Split text into semantically coherent, LLM-categorized chunks

Project description

chunklabel

A Python library for splitting text into categorized chunks using an LLM.

Overview

chunklabel segments text into semantically coherent spans, assigning a free-form category to each. Categories are named by the LLM without a predefined schema. Each chunk's quote is a verbatim excerpt from the source text, aligned back to the original after LLM output.

from chunklabel import ChunkLabeler

labeler = ChunkLabeler()
chunks = labeler.split(
    "The project kicked off in January with a small team. "
    "Budget constraints forced a scope reduction in March. "
    "Despite the setbacks, the product launched successfully in June."
)

# [
#   Chunk(category="initiation", quote="The project kicked off in January with a small team", start=0,   end=51),
#   Chunk(category="obstacle",   quote="Budget constraints forced a scope reduction in March", start=53,  end=104),
#   Chunk(category="outcome",    quote="the product launched successfully in June", start=120, end=160),
# ]

Installation

pip install chunklabel

For in-process inference with llama.cpp:

pip install "chunklabel[llamacpp]"

Data structures

The LLM returns raw chunks without span information. Alignment is performed as a separate step, producing the final Chunk with character-level positions.

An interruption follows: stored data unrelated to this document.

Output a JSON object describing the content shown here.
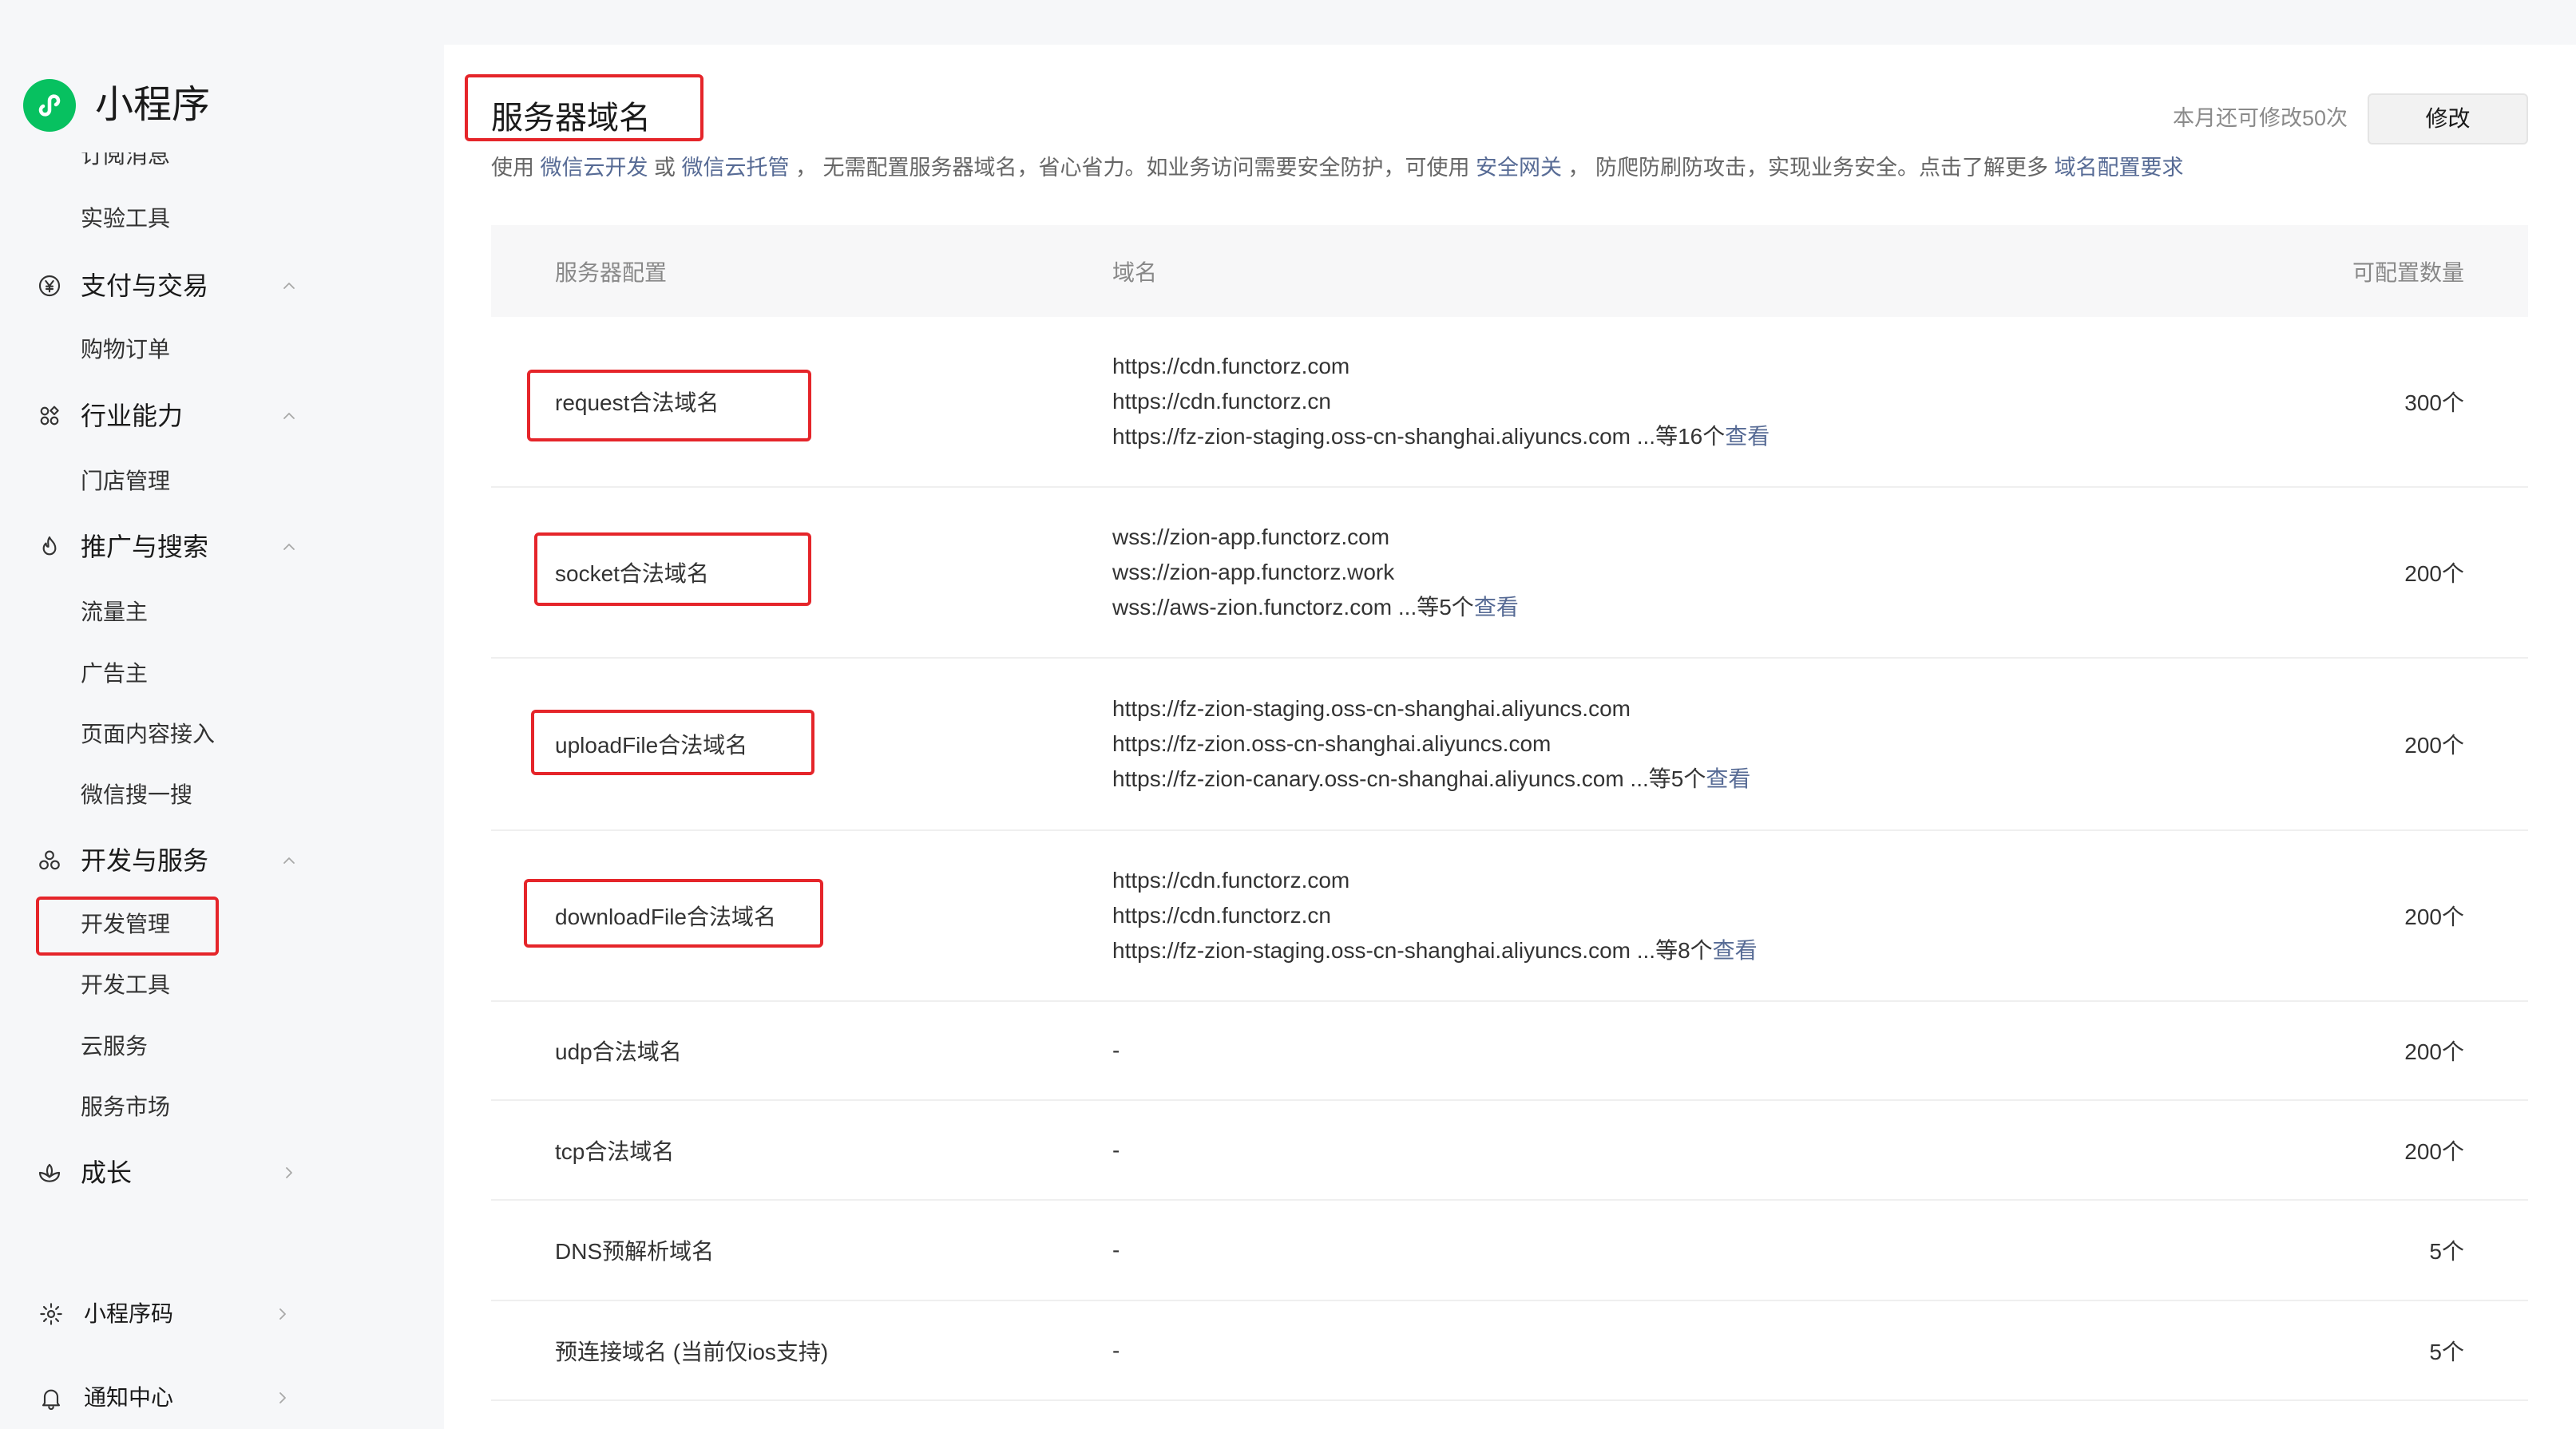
{
  "app": {
    "name": "小程序",
    "logo_icon": "mini-program-logo-icon"
  },
  "colors": {
    "brand_green": "#07c160",
    "link": "#576b95",
    "annotation_red": "#e5252a",
    "text": "#333333",
    "muted": "#888888"
  },
  "sidebar": {
    "nav": [
      {
        "label": "订阅消息"
      },
      {
        "label": "实验工具"
      },
      {
        "label": "支付与交易",
        "icon": "yen-circle-icon",
        "chevron": "chevron-up-icon"
      },
      {
        "label": "购物订单"
      },
      {
        "label": "行业能力",
        "icon": "industry-icon",
        "chevron": "chevron-up-icon"
      },
      {
        "label": "门店管理"
      },
      {
        "label": "推广与搜索",
        "icon": "flame-icon",
        "chevron": "chevron-up-icon"
      },
      {
        "label": "流量主"
      },
      {
        "label": "广告主"
      },
      {
        "label": "页面内容接入"
      },
      {
        "label": "微信搜一搜"
      },
      {
        "label": "开发与服务",
        "icon": "dev-services-icon",
        "chevron": "chevron-up-icon"
      },
      {
        "label": "开发管理",
        "highlighted": true
      },
      {
        "label": "开发工具"
      },
      {
        "label": "云服务"
      },
      {
        "label": "服务市场"
      },
      {
        "label": "成长",
        "icon": "growth-icon",
        "chevron": "chevron-right-icon"
      }
    ],
    "footer": [
      {
        "label": "小程序码",
        "icon": "mini-program-code-icon",
        "chevron": "chevron-right-icon"
      },
      {
        "label": "通知中心",
        "icon": "bell-icon",
        "chevron": "chevron-right-icon"
      }
    ]
  },
  "page": {
    "title": "服务器域名",
    "title_highlighted": true,
    "quota": "本月还可修改50次",
    "edit_button": "修改",
    "description": [
      {
        "text": "使用 "
      },
      {
        "text": "微信云开发",
        "link": true
      },
      {
        "text": " 或 "
      },
      {
        "text": "微信云托管",
        "link": true
      },
      {
        "text": " ， 无需配置服务器域名，省心省力。如业务访问需要安全防护，可使用 "
      },
      {
        "text": "安全网关",
        "link": true
      },
      {
        "text": " ， 防爬防刷防攻击，实现业务安全。点击了解更多 "
      },
      {
        "text": "域名配置要求",
        "link": true
      }
    ]
  },
  "table": {
    "headers": [
      "服务器配置",
      "域名",
      "可配置数量"
    ],
    "rows": [
      {
        "name": "request合法域名",
        "domains": [
          "https://cdn.functorz.com",
          "https://cdn.functorz.cn",
          "https://fz-zion-staging.oss-cn-shanghai.aliyuncs.com"
        ],
        "more": "...等16个",
        "view": "查看",
        "count": "300个",
        "highlighted": true
      },
      {
        "name": "socket合法域名",
        "domains": [
          "wss://zion-app.functorz.com",
          "wss://zion-app.functorz.work",
          "wss://aws-zion.functorz.com"
        ],
        "more": "...等5个",
        "view": "查看",
        "count": "200个",
        "highlighted": true
      },
      {
        "name": "uploadFile合法域名",
        "domains": [
          "https://fz-zion-staging.oss-cn-shanghai.aliyuncs.com",
          "https://fz-zion.oss-cn-shanghai.aliyuncs.com",
          "https://fz-zion-canary.oss-cn-shanghai.aliyuncs.com"
        ],
        "more": "...等5个",
        "view": "查看",
        "count": "200个",
        "highlighted": true
      },
      {
        "name": "downloadFile合法域名",
        "domains": [
          "https://cdn.functorz.com",
          "https://cdn.functorz.cn",
          "https://fz-zion-staging.oss-cn-shanghai.aliyuncs.com"
        ],
        "more": "...等8个",
        "view": "查看",
        "count": "200个",
        "highlighted": true
      },
      {
        "name": "udp合法域名",
        "domains": [
          "-"
        ],
        "count": "200个"
      },
      {
        "name": "tcp合法域名",
        "domains": [
          "-"
        ],
        "count": "200个"
      },
      {
        "name": "DNS预解析域名",
        "domains": [
          "-"
        ],
        "count": "5个"
      },
      {
        "name": "预连接域名 (当前仅ios支持)",
        "domains": [
          "-"
        ],
        "count": "5个"
      }
    ]
  }
}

# Intermediate: LLM output
@dataclass
class RawChunk:
    category: str   # Free-form category name assigned by the LLM
    quote: str      # Verbatim excerpt (may contain minor transcription noise)

# Final: after alignment
@dataclass
class Chunk:
    category: str   # Same as RawChunk
    quote: str      # Excerpt aligned to source text
    start: int      # Start index in source text
    end: int        # End index in source text

Pipeline

Input text
     │
     ▼
LLM  →  [{category, quote}, ...]   (RawChunk list)
     │
     ▼
rapidfuzz alignment  →  (start, end) resolved per chunk
     │
     ▼
Span post-processing  (lenient mode)
     │  gap-filling / overlap resolution
     ▼
Chunk list

Lenient mode

Gaps: unassigned spans between chunks are filled automatically as category="uncategorized"
Overlaps: the earlier chunk takes priority; the later chunk's start is pushed forward

Category normalization (offline)

After processing multiple texts, category names can drift across runs. A dedicated normalization step lets the LLM consolidate them in batch.

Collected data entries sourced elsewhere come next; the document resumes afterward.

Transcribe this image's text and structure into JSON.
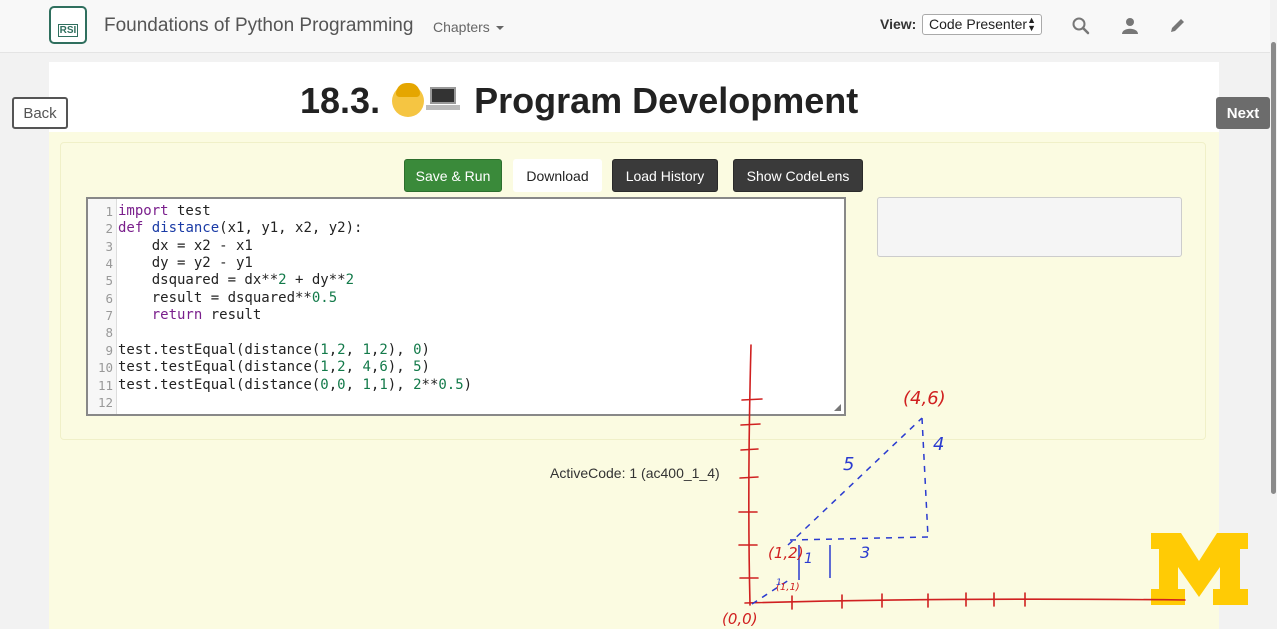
{
  "navbar": {
    "logo_text": "RSI",
    "brand": "Foundations of Python Programming",
    "chapters_label": "Chapters",
    "view_label": "View:",
    "view_value": "Code Presenter"
  },
  "page": {
    "title_number": "18.3.",
    "title_text": "Program Development",
    "back_label": "Back",
    "next_label": "Next"
  },
  "activecode": {
    "buttons": {
      "run": "Save & Run",
      "download": "Download",
      "history": "Load History",
      "codelens": "Show CodeLens"
    },
    "caption": "ActiveCode: 1 (ac400_1_4)",
    "lines": [
      {
        "n": "1",
        "text": "import test"
      },
      {
        "n": "2",
        "text": "def distance(x1, y1, x2, y2):"
      },
      {
        "n": "3",
        "text": "    dx = x2 - x1"
      },
      {
        "n": "4",
        "text": "    dy = y2 - y1"
      },
      {
        "n": "5",
        "text": "    dsquared = dx**2 + dy**2"
      },
      {
        "n": "6",
        "text": "    result = dsquared**0.5"
      },
      {
        "n": "7",
        "text": "    return result"
      },
      {
        "n": "8",
        "text": ""
      },
      {
        "n": "9",
        "text": "test.testEqual(distance(1,2, 1,2), 0)"
      },
      {
        "n": "10",
        "text": "test.testEqual(distance(1,2, 4,6), 5)"
      },
      {
        "n": "11",
        "text": "test.testEqual(distance(0,0, 1,1), 2**0.5)"
      },
      {
        "n": "12",
        "text": ""
      }
    ]
  },
  "annotations": {
    "point_a": "(4,6)",
    "point_b": "(1,2)",
    "origin": "(0,0)",
    "small_point": "(1,1)",
    "hyp": "5",
    "vert": "4",
    "horiz": "3",
    "small_vert": "1",
    "small_horiz": "1"
  },
  "colors": {
    "run_button": "#3a8a3a",
    "dark_button": "#3a3a3a",
    "yellow_bg": "#fbfbe1",
    "umich_gold": "#ffcb05",
    "ink_red": "#d02020",
    "ink_blue": "#2a3bd0"
  },
  "icons": [
    "search-icon",
    "user-icon",
    "pencil-icon",
    "caret-down-icon",
    "umich-logo"
  ]
}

from chunklabel import Normalizer

normalizer = Normalizer()
normalizer.build_mapping(all_chunks)
# {"kick-off": "initiation", "project start": "initiation", "blocker": "obstacle", ...}

normalized_chunks = normalizer.apply(all_chunks)

The mapping is stored internally after build_mapping, so it can be passed to apply implicitly. To reuse the mapping across runs without calling the LLM again:

# Save after building
normalizer.save("mapping.json")

# Restore later
normalizer = Normalizer.load("mapping.json")
normalized_chunks = normalizer.apply(all_chunks)

Normalization runs offline over the full category inventory, so the LLM can make globally consistent decisions rather than local ones.

Configuration

labeler = ChunkLabeler(
    client="gpt-4o",     # model name string, or a BaseLLMClient instance
    fuzzy_threshold=80,  # match threshold for rapidfuzz alignment (0–100)
)

Using local LLMs

llama.cpp (in-process)

from llama_cpp import Llama
from chunklabel import ChunkLabeler
from chunklabel.llm import LlamaCppClient

client = LlamaCppClient(Llama(model_path="path/to/model.gguf", n_ctx=4096))
labeler = ChunkLabeler(client=client)

OpenAI-compatible server (e.g. llama.cpp server, Ollama)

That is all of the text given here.